Last October, long covid has been codified in the latest edition of the International Classification of Diseases (ICD-10), a codebook used by doctors, hospitals and insurance companies for diagnostic and billing purposes. This code, officially known as “U09.9 Post covid-19 condition, unspecified”, allowed patients to be formally recognized as having long covid. But it also gave researchers another way to study these patients on a larger scale.
This report, conducted by FAIR Health, a nonprofit that describes itself as having the largest database of privately billed health insurance claims in the nation, is one of the first researches to do just that.
Using their database, the authors identified nearly 80,000 patients who had been diagnosed with post-covid symptoms within four months of the implementation of the ICD code, through January 2022. Most of patients (75.8%), they found, had never been hospitalized for their original case of covid-19.
“Post-covid conditions have become an issue of growing national concern,” said Robin Gelburd, president of FAIR Health, in a Press release. “We hope these results will prove useful for everyone diagnosed with post-covid conditions, as well as providers, payers, policymakers and researchers.”
Other research has regularly found that the more severe your initial infection, the more likely you are to experience lingering complications and premature death. But studies have also shown that even people with mild to moderate cases are at risk of developing various health problems afterwards, to a greater extent than people with other respiratory infections. Most people who catch covid-19 don’t end up in hospital either. So while the individual risk of prolonged symptoms may be lowest for people who have had milder covid-19, there are simply far more people in this group than there are survivors of covid-19. a serious illness.

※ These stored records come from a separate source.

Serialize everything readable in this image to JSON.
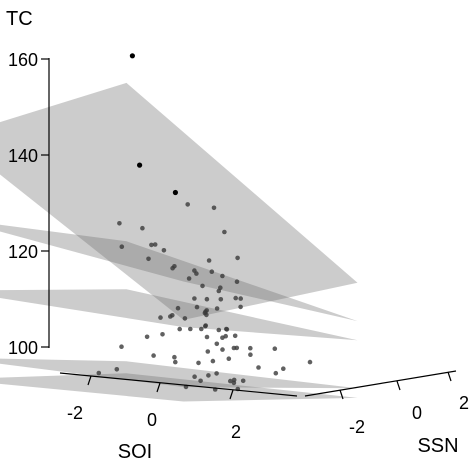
{
  "chart_data": {
    "type": "scatter",
    "subtype": "3d-scatter-with-regression-planes",
    "title": "",
    "zlabel": "TC",
    "xlabel": "SOI",
    "ylabel": "SSN",
    "z_ticks": [
      100,
      120,
      140,
      160
    ],
    "x_ticks": [
      -2,
      0,
      2
    ],
    "y_ticks": [
      -2,
      0,
      2
    ],
    "xlim": [
      -3,
      3
    ],
    "ylim": [
      -3,
      3
    ],
    "zlim": [
      100,
      160
    ],
    "grid": false,
    "legend": "none",
    "planes": [
      {
        "corners_z": [
          101.5,
          99,
          97,
          100
        ]
      },
      {
        "corners_z": [
          106,
          101.5,
          99,
          103
        ]
      },
      {
        "corners_z": [
          120,
          116.5,
          109,
          115.5
        ]
      },
      {
        "corners_z": [
          135,
          126.5,
          113,
          125
        ]
      },
      {
        "corners_z": [
          152,
          159.5,
          121,
          117
        ]
      }
    ],
    "points": [
      {
        "x": -0.27,
        "y": -0.42,
        "z": 168.7,
        "emphasis": true
      },
      {
        "x": 0.27,
        "y": -0.89,
        "z": 146.5,
        "emphasis": true
      },
      {
        "x": 0.62,
        "y": -0.12,
        "z": 140.5,
        "emphasis": true
      },
      {
        "x": 1.24,
        "y": -0.52,
        "z": 138.6,
        "emphasis": false
      },
      {
        "x": -0.47,
        "y": 0.19,
        "z": 132.3,
        "emphasis": false
      },
      {
        "x": -0.19,
        "y": 0.26,
        "z": 129.0,
        "emphasis": false
      },
      {
        "x": 0.39,
        "y": -0.21,
        "z": 128.4,
        "emphasis": false
      },
      {
        "x": 0.56,
        "y": 1.29,
        "z": 136.4,
        "emphasis": false
      },
      {
        "x": -2.04,
        "y": 1.48,
        "z": 131.7,
        "emphasis": false
      },
      {
        "x": 1.35,
        "y": 0.6,
        "z": 132.2,
        "emphasis": false
      },
      {
        "x": 0.26,
        "y": 0.83,
        "z": 121.8,
        "emphasis": false
      },
      {
        "x": 0.61,
        "y": 0.93,
        "z": 115.0,
        "emphasis": false
      },
      {
        "x": -0.13,
        "y": 1.77,
        "z": 110.5,
        "emphasis": false
      },
      {
        "x": 0.33,
        "y": 0.16,
        "z": 114.6,
        "emphasis": false
      },
      {
        "x": 0.76,
        "y": 0.35,
        "z": 118.2,
        "emphasis": false
      },
      {
        "x": -0.67,
        "y": 1.74,
        "z": 110.2,
        "emphasis": false
      },
      {
        "x": 0.74,
        "y": 1.34,
        "z": 109.4,
        "emphasis": false
      },
      {
        "x": 1.36,
        "y": -0.07,
        "z": 113.0,
        "emphasis": false
      },
      {
        "x": 0.88,
        "y": 0.05,
        "z": 112.1,
        "emphasis": false
      },
      {
        "x": 0.3,
        "y": 1.35,
        "z": 111.7,
        "emphasis": false
      },
      {
        "x": 0.67,
        "y": -0.63,
        "z": 111.3,
        "emphasis": false
      },
      {
        "x": 0.79,
        "y": 0.4,
        "z": 116.4,
        "emphasis": false
      },
      {
        "x": 0.42,
        "y": 1.71,
        "z": 117.0,
        "emphasis": false
      },
      {
        "x": 1.26,
        "y": 0.47,
        "z": 116.3,
        "emphasis": false
      },
      {
        "x": 0.1,
        "y": -0.18,
        "z": 106.3,
        "emphasis": false
      },
      {
        "x": 0.24,
        "y": 1.64,
        "z": 122.7,
        "emphasis": false
      },
      {
        "x": -0.24,
        "y": 0.51,
        "z": 113.6,
        "emphasis": false
      },
      {
        "x": 0.13,
        "y": 1.61,
        "z": 114.6,
        "emphasis": false
      },
      {
        "x": 1.01,
        "y": 1.14,
        "z": 111.4,
        "emphasis": false
      },
      {
        "x": -0.47,
        "y": 1.15,
        "z": 113.3,
        "emphasis": false
      },
      {
        "x": 1.05,
        "y": 0.4,
        "z": 110.3,
        "emphasis": false
      },
      {
        "x": 0.95,
        "y": 0.46,
        "z": 115.2,
        "emphasis": false
      },
      {
        "x": 1.15,
        "y": 0.91,
        "z": 110.2,
        "emphasis": false
      },
      {
        "x": 0.01,
        "y": 1.76,
        "z": 113.5,
        "emphasis": false
      },
      {
        "x": 1.33,
        "y": 1.52,
        "z": 107.4,
        "emphasis": false
      },
      {
        "x": 0.92,
        "y": 0.28,
        "z": 104.9,
        "emphasis": false
      },
      {
        "x": 0.79,
        "y": -0.35,
        "z": 105.4,
        "emphasis": false
      },
      {
        "x": 0.87,
        "y": 1.61,
        "z": 109.7,
        "emphasis": false
      },
      {
        "x": 1.39,
        "y": 0.15,
        "z": 105.6,
        "emphasis": false
      },
      {
        "x": 1.36,
        "y": 2.36,
        "z": 101.7,
        "emphasis": false
      },
      {
        "x": 1.91,
        "y": 1.89,
        "z": 103.2,
        "emphasis": false
      },
      {
        "x": 2.79,
        "y": 1.64,
        "z": 105.2,
        "emphasis": false
      },
      {
        "x": 0.71,
        "y": 0.9,
        "z": 101.8,
        "emphasis": false
      },
      {
        "x": 1.44,
        "y": 0.82,
        "z": 101.3,
        "emphasis": false
      },
      {
        "x": 1.2,
        "y": 0.53,
        "z": 102.7,
        "emphasis": false
      },
      {
        "x": -0.67,
        "y": -1.05,
        "z": 102.8,
        "emphasis": false
      },
      {
        "x": -0.55,
        "y": 1.8,
        "z": 98.2,
        "emphasis": false
      },
      {
        "x": 1.21,
        "y": 0.47,
        "z": 99.4,
        "emphasis": false
      },
      {
        "x": 1.05,
        "y": 0.18,
        "z": 101.3,
        "emphasis": false
      },
      {
        "x": 2.41,
        "y": -0.48,
        "z": 102.0,
        "emphasis": false
      },
      {
        "x": 1.5,
        "y": 1.05,
        "z": 101.0,
        "emphasis": false
      },
      {
        "x": 0.75,
        "y": 1.6,
        "z": 100.2,
        "emphasis": false
      },
      {
        "x": 1.72,
        "y": 0.57,
        "z": 99.7,
        "emphasis": false
      },
      {
        "x": 1.86,
        "y": 1.66,
        "z": 107.5,
        "emphasis": false
      },
      {
        "x": 1.68,
        "y": -1.2,
        "z": 115.5,
        "emphasis": false
      },
      {
        "x": 0.53,
        "y": 1.84,
        "z": 104.6,
        "emphasis": false
      },
      {
        "x": 0.21,
        "y": -0.55,
        "z": 110.5,
        "emphasis": false
      },
      {
        "x": -2.15,
        "y": 1.7,
        "z": 105.8,
        "emphasis": false
      },
      {
        "x": -0.95,
        "y": 1.93,
        "z": 104.1,
        "emphasis": false
      },
      {
        "x": -2.59,
        "y": 2.12,
        "z": 100.6,
        "emphasis": false
      },
      {
        "x": 1.0,
        "y": -0.72,
        "z": 125.3,
        "emphasis": false
      },
      {
        "x": -1.94,
        "y": 1.43,
        "z": 126.9,
        "emphasis": false
      },
      {
        "x": 1.4,
        "y": 0.99,
        "z": 126.6,
        "emphasis": false
      },
      {
        "x": 1.88,
        "y": -0.17,
        "z": 123.8,
        "emphasis": false
      },
      {
        "x": -0.01,
        "y": 1.44,
        "z": 122.3,
        "emphasis": false
      },
      {
        "x": 1.52,
        "y": 0.81,
        "z": 121.8,
        "emphasis": false
      },
      {
        "x": 1.07,
        "y": 0.83,
        "z": 120.3,
        "emphasis": false
      },
      {
        "x": 0.88,
        "y": 1.03,
        "z": 119.4,
        "emphasis": false
      },
      {
        "x": 1.66,
        "y": 0.58,
        "z": 118.6,
        "emphasis": false
      },
      {
        "x": 1.36,
        "y": 1.15,
        "z": 118.0,
        "emphasis": false
      },
      {
        "x": 1.68,
        "y": 0.72,
        "z": 116.7,
        "emphasis": false
      },
      {
        "x": 0.31,
        "y": 1.79,
        "z": 110.5,
        "emphasis": false
      },
      {
        "x": 0.4,
        "y": 1.6,
        "z": 107.8,
        "emphasis": false
      },
      {
        "x": 1.1,
        "y": 1.26,
        "z": 107.5,
        "emphasis": false
      },
      {
        "x": 0.98,
        "y": 1.52,
        "z": 107.3,
        "emphasis": false
      },
      {
        "x": 2.13,
        "y": -0.37,
        "z": 113.0,
        "emphasis": false
      },
      {
        "x": 1.73,
        "y": -0.43,
        "z": 127.1,
        "emphasis": false
      },
      {
        "x": 0.02,
        "y": -0.15,
        "z": 129.3,
        "emphasis": false
      },
      {
        "x": -0.32,
        "y": 0.2,
        "z": 126.0,
        "emphasis": false
      },
      {
        "x": 0.88,
        "y": 1.16,
        "z": 107.1,
        "emphasis": false
      },
      {
        "x": 1.59,
        "y": 1.18,
        "z": 106.4,
        "emphasis": false
      },
      {
        "x": 0.45,
        "y": 0.76,
        "z": 123.6,
        "emphasis": false
      },
      {
        "x": 0.06,
        "y": 0.59,
        "z": 124.4,
        "emphasis": false
      },
      {
        "x": -0.18,
        "y": 2.06,
        "z": 105.6,
        "emphasis": false
      },
      {
        "x": 1.55,
        "y": 1.51,
        "z": 103.5,
        "emphasis": false
      },
      {
        "x": -0.87,
        "y": 2.52,
        "z": 99.7,
        "emphasis": false
      },
      {
        "x": 0.33,
        "y": 1.35,
        "z": 117.2,
        "emphasis": false
      },
      {
        "x": 1.25,
        "y": -0.02,
        "z": 121.3,
        "emphasis": false
      },
      {
        "x": -0.75,
        "y": 1.79,
        "z": 114.5,
        "emphasis": false
      }
    ]
  }
}
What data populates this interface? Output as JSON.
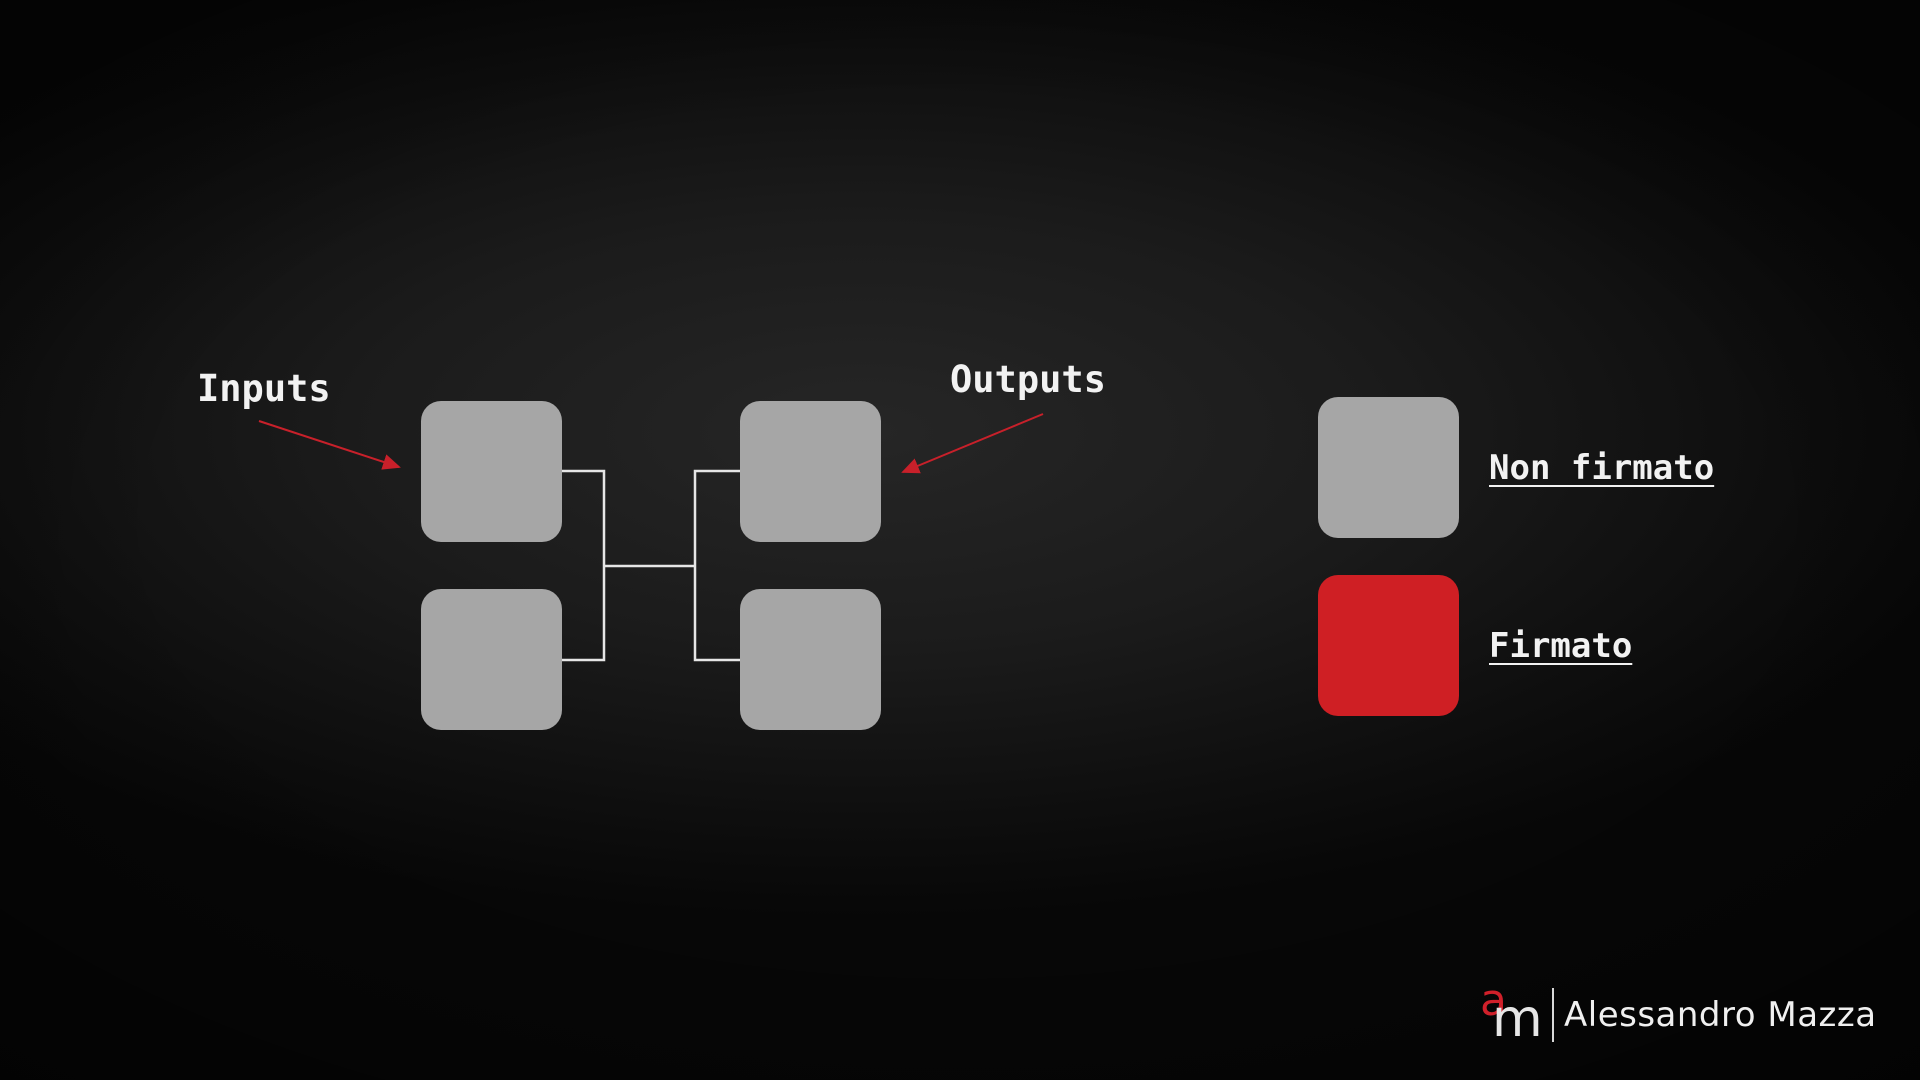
{
  "labels": {
    "inputs": "Inputs",
    "outputs": "Outputs"
  },
  "legend": {
    "items": [
      {
        "label": "Non firmato",
        "color": "#a6a6a6"
      },
      {
        "label": "Firmato",
        "color": "#cf1f24"
      }
    ]
  },
  "colors": {
    "node": "#a6a6a6",
    "arrow": "#c8202a",
    "connector": "#e6e6e6",
    "background": "#1b1b1b"
  },
  "logo": {
    "mark_a": "a",
    "mark_m": "m",
    "name": "Alessandro Mazza"
  }
}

The report’s other findings could provide additional insight into the long covid. The largest patient age group (34.6%) was between 36 and 50, for example, but this could be because older Americans are generally covered by public health insurance plans. sickness. Women were more likely to be diagnosed than men and were more likely not to have been originally hospitalized. The three most frequently diagnosed conditions at the same time were “breathing abnormalities” (23.2%), cough (18.9%) and malaise/fatigue (16.7%). And although many patients have pre-existing health conditions, 30% had never been diagnosed with a chronic condition before their long covid.
The report is a white paper, meaning it has not undergone formal peer review, an important part of validating any scientific research. The results should therefore be taken with more caution than usual. No study, even peer-reviewed, should have the final say on anything. But the amount of data available lends credibility to the findings, and it’s likely that other researchers will be able to use the ICD-10 data for similar studies in the future.
For their part, the authors plan to further analyze their data, both to follow the long-term outcomes of these patients and to examine whether vaccination reduced the risk of long covid, like other to research suggested that he can.